Perhaps the most "apples to apples" comparison is with Robert Kim, a Korean -American who, like Pollard, worked as a civilian analyst for the Navy at Suitland, Maryland, passing secrets about North Korea to South Korea. Kim only received 9 years for his crime because he just like Pollard cooperated and reached a plea bargain. Only with Kim, the US government honored their part of the bargain.
But again, Pollard's is not a typical spy case. Had he passed similar information to Australia or Saudi Arabia, Pollard would not have become a household name and would have been freed long ago.
Pollard's case was dealt with disproportionately because it resonated with one of the oldest, and most tenacious, anti-Semitic aspersions ever cast on the Jews: dual-loyalty. Neither Koreans nor Greeks are the subject of such unshakable suspicions.
At the same time, American Jews have become more fully integrated in American political and governmental life than in any other country (spare Israel) at any other time. They are exceedingly prominent in both Republican and Democratic parties, serve in the most senior positions of every administration in every agency, and thus have access to America's top secrets.

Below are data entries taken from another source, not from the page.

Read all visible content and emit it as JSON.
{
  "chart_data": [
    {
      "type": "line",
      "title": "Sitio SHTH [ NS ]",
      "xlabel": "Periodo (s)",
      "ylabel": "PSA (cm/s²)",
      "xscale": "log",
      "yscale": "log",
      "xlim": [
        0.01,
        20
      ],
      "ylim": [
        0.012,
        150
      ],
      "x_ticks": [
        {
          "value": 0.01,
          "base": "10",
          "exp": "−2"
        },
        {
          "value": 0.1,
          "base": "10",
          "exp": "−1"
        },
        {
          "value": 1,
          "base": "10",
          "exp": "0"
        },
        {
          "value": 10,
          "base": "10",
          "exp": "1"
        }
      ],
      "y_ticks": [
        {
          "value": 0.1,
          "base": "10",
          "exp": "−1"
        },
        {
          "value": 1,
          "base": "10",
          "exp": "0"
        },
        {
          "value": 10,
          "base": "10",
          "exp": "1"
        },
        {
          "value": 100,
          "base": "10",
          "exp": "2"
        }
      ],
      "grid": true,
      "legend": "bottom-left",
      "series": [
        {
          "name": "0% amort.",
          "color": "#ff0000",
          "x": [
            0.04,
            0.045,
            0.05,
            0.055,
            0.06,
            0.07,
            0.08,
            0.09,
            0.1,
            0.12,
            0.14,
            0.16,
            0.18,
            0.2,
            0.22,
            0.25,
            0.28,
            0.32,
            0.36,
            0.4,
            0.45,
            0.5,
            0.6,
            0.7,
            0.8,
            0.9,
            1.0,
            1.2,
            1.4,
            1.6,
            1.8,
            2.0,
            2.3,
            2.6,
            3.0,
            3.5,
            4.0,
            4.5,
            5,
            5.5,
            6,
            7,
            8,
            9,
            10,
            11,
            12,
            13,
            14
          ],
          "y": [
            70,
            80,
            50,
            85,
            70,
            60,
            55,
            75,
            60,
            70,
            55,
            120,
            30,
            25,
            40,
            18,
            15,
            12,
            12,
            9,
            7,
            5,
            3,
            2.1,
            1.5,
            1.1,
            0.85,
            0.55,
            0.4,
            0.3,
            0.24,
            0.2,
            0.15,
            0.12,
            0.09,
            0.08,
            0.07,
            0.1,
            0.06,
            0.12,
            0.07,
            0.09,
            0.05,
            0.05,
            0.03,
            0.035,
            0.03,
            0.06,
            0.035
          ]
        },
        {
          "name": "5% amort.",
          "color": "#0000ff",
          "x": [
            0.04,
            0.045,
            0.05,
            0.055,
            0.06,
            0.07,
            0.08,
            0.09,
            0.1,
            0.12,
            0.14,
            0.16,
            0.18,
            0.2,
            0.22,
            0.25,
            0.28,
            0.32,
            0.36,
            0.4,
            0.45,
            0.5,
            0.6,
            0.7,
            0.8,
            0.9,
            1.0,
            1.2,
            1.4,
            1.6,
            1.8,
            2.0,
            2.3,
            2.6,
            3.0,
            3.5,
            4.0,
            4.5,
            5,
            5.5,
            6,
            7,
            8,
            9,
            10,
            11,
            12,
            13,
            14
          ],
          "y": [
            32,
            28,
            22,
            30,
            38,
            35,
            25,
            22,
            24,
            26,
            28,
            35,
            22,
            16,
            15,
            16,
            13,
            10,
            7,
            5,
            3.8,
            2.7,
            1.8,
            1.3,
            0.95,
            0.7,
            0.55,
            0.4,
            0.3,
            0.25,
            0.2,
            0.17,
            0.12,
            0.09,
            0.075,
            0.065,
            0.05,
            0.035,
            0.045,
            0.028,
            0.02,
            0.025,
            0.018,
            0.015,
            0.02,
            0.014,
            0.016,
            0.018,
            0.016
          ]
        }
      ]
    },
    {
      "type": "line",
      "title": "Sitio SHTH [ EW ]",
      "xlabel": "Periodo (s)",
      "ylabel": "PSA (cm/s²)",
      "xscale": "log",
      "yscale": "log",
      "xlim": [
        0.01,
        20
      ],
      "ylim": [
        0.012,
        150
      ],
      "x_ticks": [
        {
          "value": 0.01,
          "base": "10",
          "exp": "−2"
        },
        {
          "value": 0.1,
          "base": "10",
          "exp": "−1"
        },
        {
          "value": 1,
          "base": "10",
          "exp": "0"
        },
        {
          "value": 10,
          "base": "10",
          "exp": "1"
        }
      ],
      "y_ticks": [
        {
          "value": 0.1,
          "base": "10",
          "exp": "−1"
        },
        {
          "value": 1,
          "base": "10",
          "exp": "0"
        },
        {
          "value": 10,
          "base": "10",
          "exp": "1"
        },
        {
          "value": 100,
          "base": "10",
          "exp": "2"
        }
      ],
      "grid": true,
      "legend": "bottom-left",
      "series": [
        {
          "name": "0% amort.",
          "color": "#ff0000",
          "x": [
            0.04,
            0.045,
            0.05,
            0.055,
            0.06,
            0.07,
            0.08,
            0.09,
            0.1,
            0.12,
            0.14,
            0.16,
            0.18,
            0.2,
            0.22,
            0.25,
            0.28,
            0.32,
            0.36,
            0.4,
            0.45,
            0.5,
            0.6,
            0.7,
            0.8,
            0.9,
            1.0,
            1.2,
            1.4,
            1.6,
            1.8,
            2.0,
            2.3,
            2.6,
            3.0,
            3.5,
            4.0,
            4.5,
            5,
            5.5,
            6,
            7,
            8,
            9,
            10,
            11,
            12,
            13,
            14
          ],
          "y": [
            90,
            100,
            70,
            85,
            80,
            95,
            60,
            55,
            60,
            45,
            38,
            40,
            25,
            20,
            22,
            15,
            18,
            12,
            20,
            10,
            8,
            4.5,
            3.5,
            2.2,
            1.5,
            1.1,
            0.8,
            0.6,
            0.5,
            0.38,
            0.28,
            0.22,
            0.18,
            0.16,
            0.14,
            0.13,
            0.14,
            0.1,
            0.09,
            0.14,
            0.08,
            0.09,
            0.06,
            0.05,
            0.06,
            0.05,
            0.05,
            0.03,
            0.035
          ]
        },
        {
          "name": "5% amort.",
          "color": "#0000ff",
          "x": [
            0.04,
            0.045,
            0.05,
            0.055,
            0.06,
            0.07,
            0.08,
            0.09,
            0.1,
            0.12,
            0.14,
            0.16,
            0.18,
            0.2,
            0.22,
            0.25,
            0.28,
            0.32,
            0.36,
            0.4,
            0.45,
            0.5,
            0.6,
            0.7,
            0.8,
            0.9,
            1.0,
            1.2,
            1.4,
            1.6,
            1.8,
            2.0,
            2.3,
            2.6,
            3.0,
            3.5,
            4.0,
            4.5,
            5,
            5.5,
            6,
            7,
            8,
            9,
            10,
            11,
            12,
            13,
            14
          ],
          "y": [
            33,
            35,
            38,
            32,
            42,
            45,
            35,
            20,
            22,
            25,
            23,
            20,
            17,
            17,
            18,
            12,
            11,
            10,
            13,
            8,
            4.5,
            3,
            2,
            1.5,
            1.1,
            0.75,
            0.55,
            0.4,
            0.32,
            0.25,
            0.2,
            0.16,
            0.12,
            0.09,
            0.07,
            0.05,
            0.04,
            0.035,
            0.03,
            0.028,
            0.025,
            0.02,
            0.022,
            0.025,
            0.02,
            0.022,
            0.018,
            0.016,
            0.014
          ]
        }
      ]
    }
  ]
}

When Pollard used this access to give Israel reams of classified information, he struck at both the heart of this vulnerability and the heart of this centuries-old suspicion.
Thus the reason Pollard continues to rot in prison, even as his health fails him, is for the same reason historically governments kept the corpses of those executed in the town square. The stench filling citizens' nostrils was a reminder of what would happen should one break the covenant with their society.
As Isabel Kirshner of the New York Times summarized the CIA position in 2010, "the release of Mr. Pollard would send a bad message about how the United States viewed people who traded in American secrets."
But the point is not really to deter Americans. Pollard's suffering is meant to deter other American Jews.
However, the irony most observers miss, especially in Israel, is that Pollard's sentence created a way for American Jews to move beyond the Pollard scandal, and allowed them to continue to play a central role in America's most sensitive positions. Correspondingly, the longer Pollard has sat in prison, and the more the American government appears merciless in his case, the more American Jews can continue without fear that they will be suspect because everyone knows what happens to a Jew caught spying for Israel.
This dynamic is so strong that we should not be surprised if one day we learn that some of America's most influential Jews have not just abstained from working on behalf of Pollard's release, they may have actively sabotaged it.
To push an already controversial topic even further, allow me to suggest that if some prominent American Jews indeed undermined Pollard, the knee-jerk reaction of many in the American Jewish community will be to condemn them. Yet with a bit of perspective, those same American Jews probably owe them more gratitude than disdain.
The fact is it worked. Since Pollard's arrest, Jews have only climbed higher up the federal government ladder. When Joe Lieberman ran for Vice President in 2000, the question of dual loyalty did not dog him.
All this said, eventually, even medieval courts would take down the rotting body once the message was clearly sent. Pollard is no innocent. He betrayed the oath he took and he jeopardized the ability of American Jews to work for their government doubtless being raised about where their true loyalties lie.
But after 27 years, let's hope Obama realizes it is time to bury this and move on.
The writer is Neubauer Research Fellow at the Institute for National Security Studies (INSS), Tel Aviv University.